Предпраздничные и праздничные дни в России всегда и желанны и тревожны. Какая-то общественная вольность чувствуется в суете у продовольственных магазинов, какой-то революционный анархизм в многолюдье на улицах, нетрезвые выкрики и песни полны лихого романтизма. Вот уже не прирученная клубной самодеятельностью вольная гармонь подогревает рабоче-крестьянскую кровь в центре Москвы у памятника Пушкину, навевая сладкий, забытый сон о грабеже награбленного.
В России, как всегда, есть кого бить, есть кому бить и есть чем бить. Бутылка заменила булыжник, стала грозным оружием пролетариата.
Серые трудовые будни делают людей неврастениками, загоняют под шкуру людскую натуру. А ведь хочется жить, хочется дышать полной грудью, покричать до хрипоты, ударить ногой ненавистное тело… Крови и демократии хочется. Какая же демократия без открыто пролитой на панель крови? Ведь тирания льет кровь в подвалах и камерах, подальше от глаз общественности.
Над городом витает призрак демократии. То здесь, то там звучат в ночном воздухе знаменитые формулировки и тезисы: «Иди отсюда! Чьё ты орешь! Чьё те надо!». Без устали работают ночные трибуналы. И подтаивает ноябрьский ледок на лужицах от теплой крови. И липкой становится первая майская травка.
Демобилизованное из армии крестьянство в милицейских шинелях тревожно поеживается в праздничной тьме. Когда в округе рыщут волки, не всегда можно надеяться на собак. Общая плоть, односельчане.
Опасны, опасны праздники в скучной стране. Кажется, вот-вот и заколеблется все, растает, потеряет устойчивость… Вот-вот, кто-то, какой-то, откуда-то вдруг заберется куда-нибудь повыше и крикнет: «Братцы!» А больше ничего и не надо. Какая еще нужна свобода слова. Гармонь, луна на шухере, громкие разговоры, дыхание водкой и винегретом…
И вот уже в Москве, не в центре, но и не на окраине, треухи и платки, взявшись за руки, остановили «зеленый ворон», спецмашину вытрезвителя, и потребовали освободить своих «павших» товарищей.

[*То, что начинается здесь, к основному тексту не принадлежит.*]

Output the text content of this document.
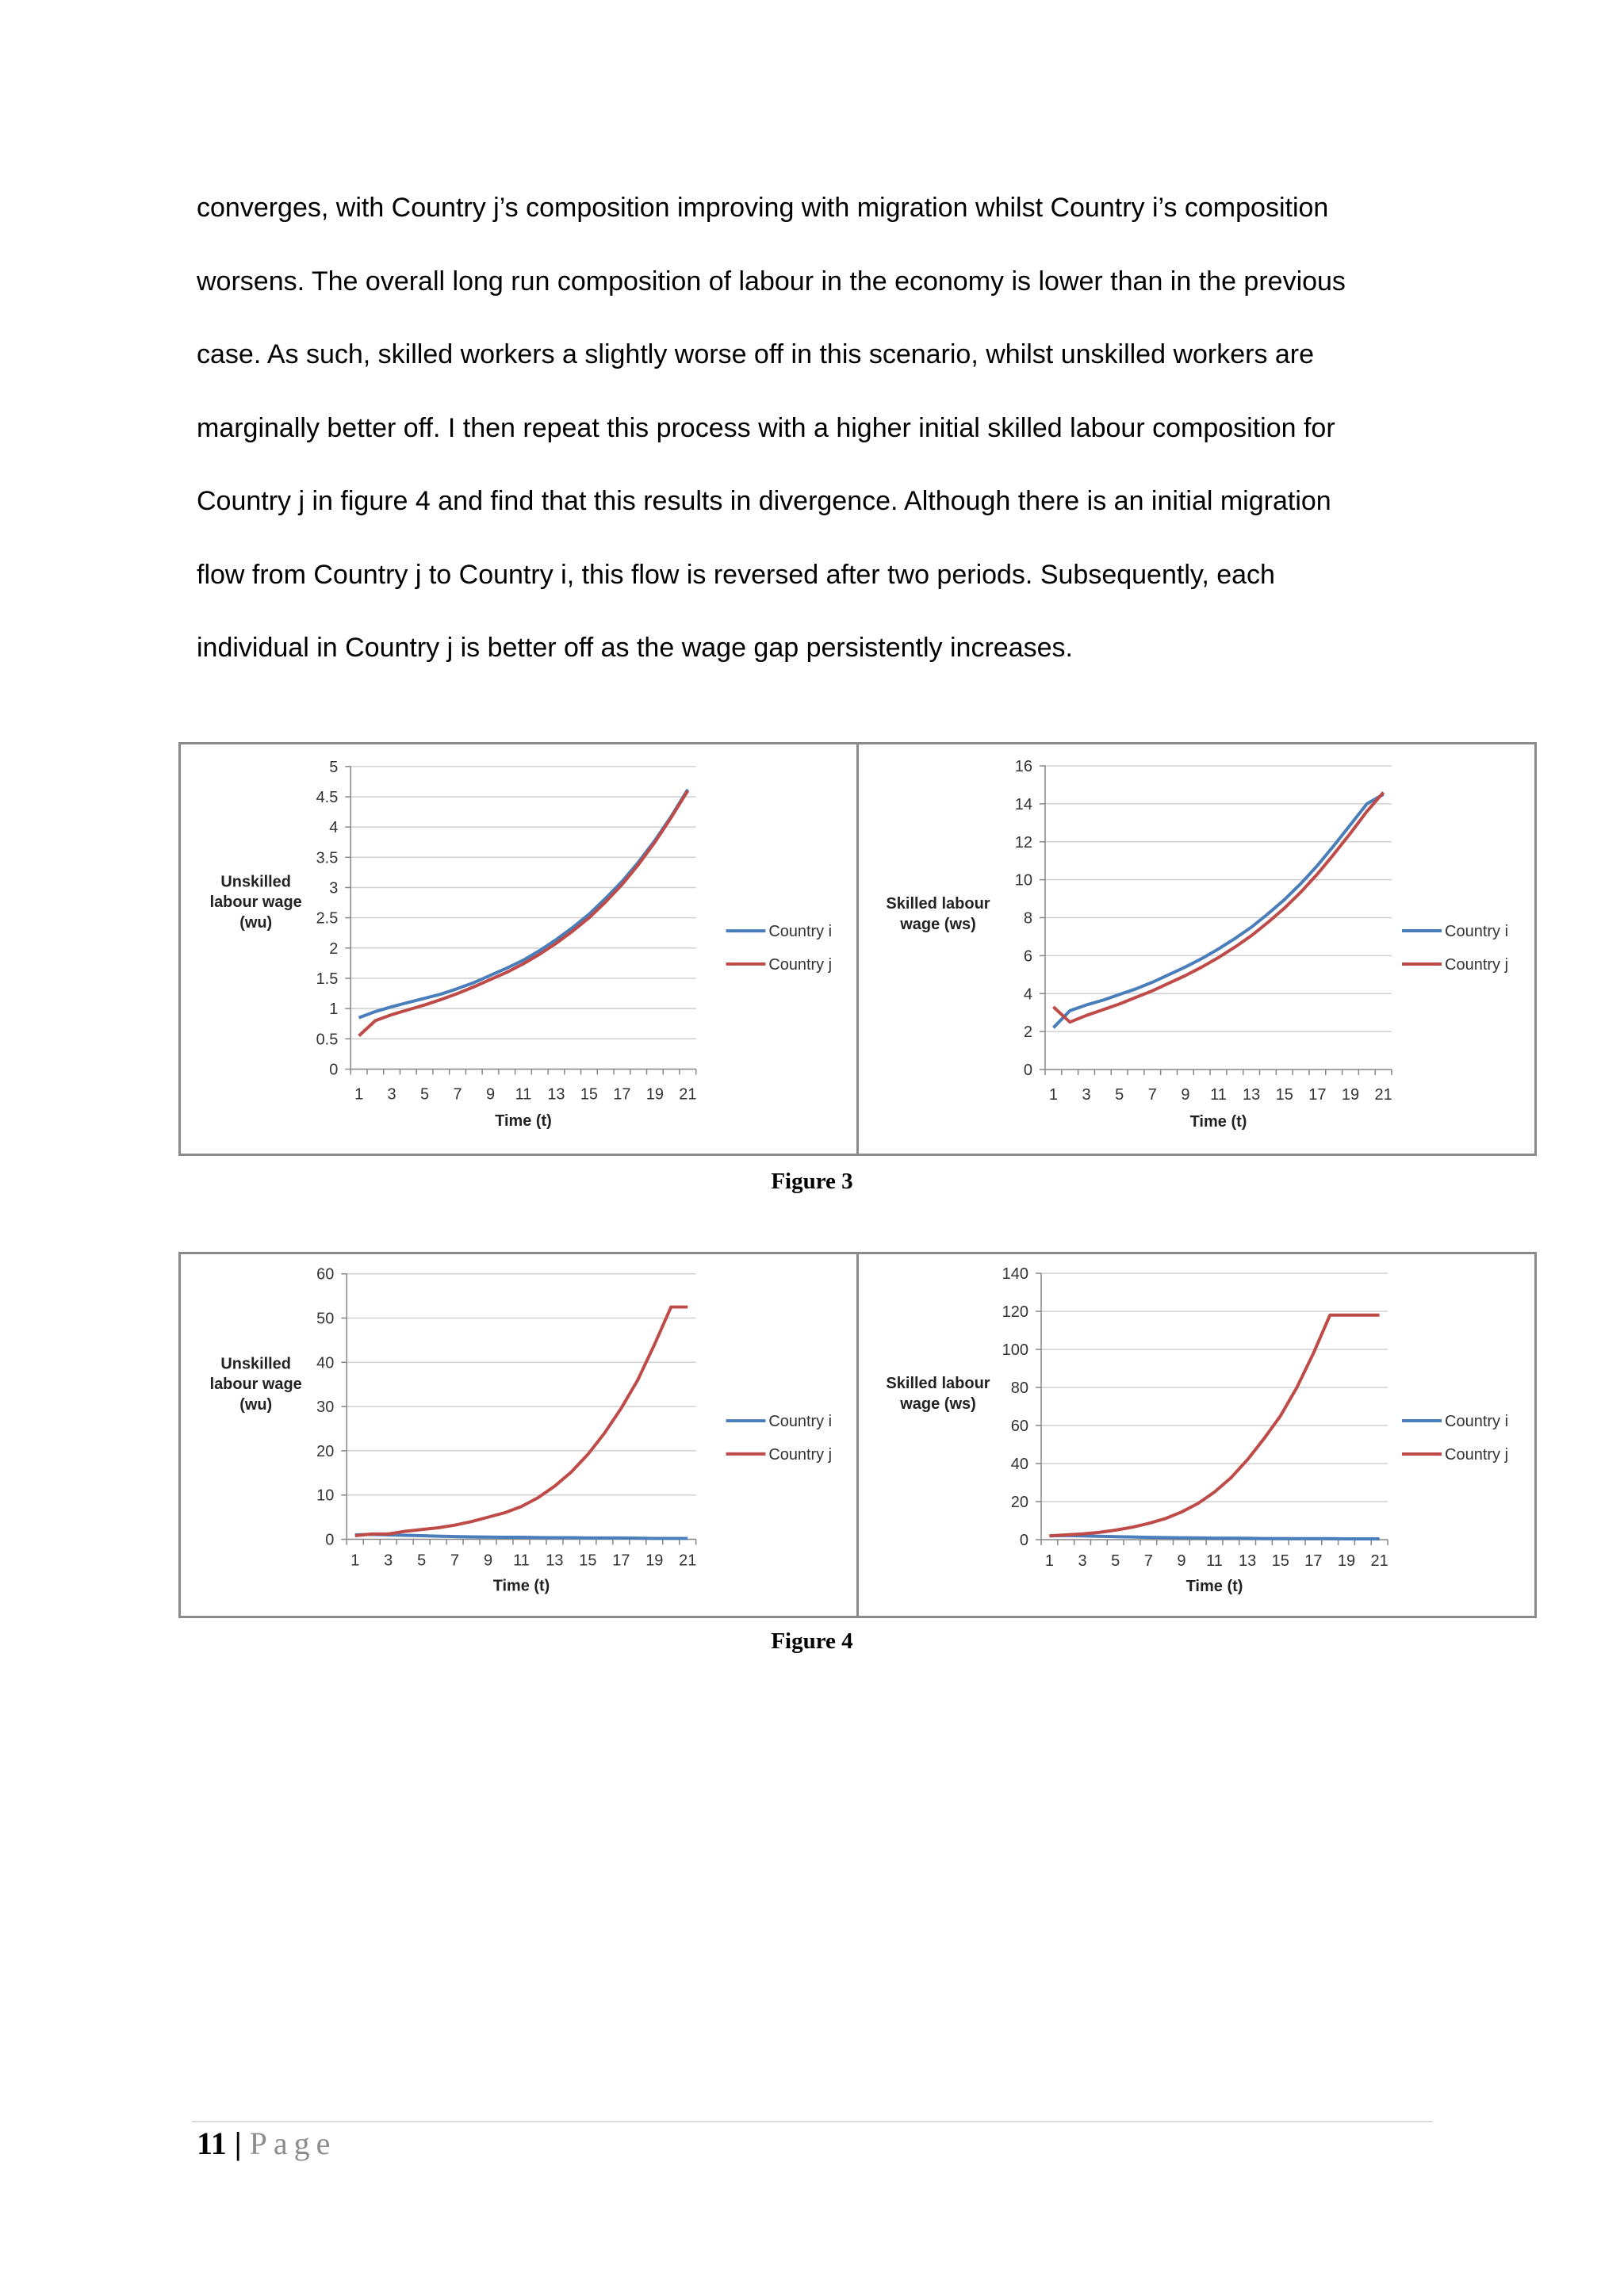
converges, with Country j’s composition improving with migration whilst Country i’s composition
worsens. The overall long run composition of labour in the economy is lower than in the previous
case. As such, skilled workers a slightly worse off in this scenario, whilst unskilled workers are
marginally better off. I then repeat this process with a higher initial skilled labour composition for
Country j in figure 4 and find that this results in divergence. Although there is an initial migration
flow from Country j to Country i, this flow is reversed after two periods. Subsequently, each
individual in Country j is better off as the wage gap persistently increases.
0
0.5
1
1.5
2
2.5
3
3.5
4
4.5
5
1 3 5 7 9 11 13 15 17 19 21
Time (t)
Unskilled
labour wage
(wu)	Country i
Country j
0
2
4
6
8
10
12
14
16
1 3 5 7 9 11 13 15 17 19 21
Time (t)
Skilled labour
wage (ws)	Country i
Country j
Figure 3
0
10
20
30
40
50
60
1 3 5 7 9 11 13 15 17 19 21
Time (t)
Unskilled
labour wage
(wu)
Country i
Country j
0
20
40
60
80
100
120
140
1 3 5 7 9 11 13 15 17 19 21
Time (t)
Skilled labour
wage (ws)
Country i
Country j
Figure 4
11 | Page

«Знаем мы вас, – кричали односельчанам в казенной форме, – побьете их и деньги отберете».
А милицейский начальник говорил, озираясь, без напора, уговаривал разойтись, как полицмейстер в 1917 году… Еще бы… Мокрый ноябрьский снег, блоковский ветер… И революционные хулиганы, лица – ножи… Вот оно в данный момент уличное правительство… До механизированной охраны, бронетранспортеров Таманской дивизии далеко, до кремлевского правительства высоко…
Высоко-то высоко, да метра три не более… Поднял глаза милицейский начальник над треухами и платками уличного правительства и увидел на фронтоне ближайшего здания правительство, которому присягал, законное правительство, в полном составе и в строго установленном порядке по левую и правую сторону от генерального расположенное, хоть и в виде мокрых портретов, окруженных мокрыми флагами и лозунгами.
Преодолев минутную человеческую слабость и недолгую политическую растерянность милицейский начальник, зычно, хоть и простуженно, крикнул: «Разойдись! Оружие применю…» (картечью по традиции бунтовщиков, картечью). Дрогнули бунтовщики, расступились перед законом в виде спецмашины вытрезвителя, побежали во тьму. А спецмашина благополучно достигла вытрезвителя, также по случаю праздника украшенного красным знаменем. Жаль, не было на нем лозунга: «Пролетарии всех стран, соединяйтесь».
Однако не в том дело… Мы, исходя из конкретного примера, можно сказать, к соли вопроса подошли.
В каждом государстве недовольных меньшинство, а довольных, то есть не желающих коренных изменений, большинство. Но недовольные сплочены своим недовольством, а довольные разобщены. Ибо недовольство есть чувство идеологическое, тогда как довольный человек безыдеен.
Мы, разобщенное контрреволюционное большинство, певшее в прошлом: «Боже, царя храни…» и поющее ныне: «Союз нерушимый…», не берегли портреты государя, так побережем же портреты нынешних руководителей.
В селе Геройское, бывшая деревня Перегнои, за данный участок долгое время был ответственен товарищ Каша Я.П.
1
Яков Павлович Каша родился и вырос в селе Геройское, бывшая деревня Перегнои.
«Есть каша с смальцем, а я Каша с пальцем», – так он любил шутить, когда рассказывал о себе.
Яков Каша, как и его друг Ефим Гармата, был пролетарско-крестьянского происхождения. Работал он на гранитном карьере, расположенном вблизи села, а также одно время трактористом в колхозе. Черный гранит из Перегноев шел на памятники героям революции и войны, на строительство правительственных зданий и даже, говорят, отчасти принимал участие в сооружении могилы номер один, ленинского мавзолея.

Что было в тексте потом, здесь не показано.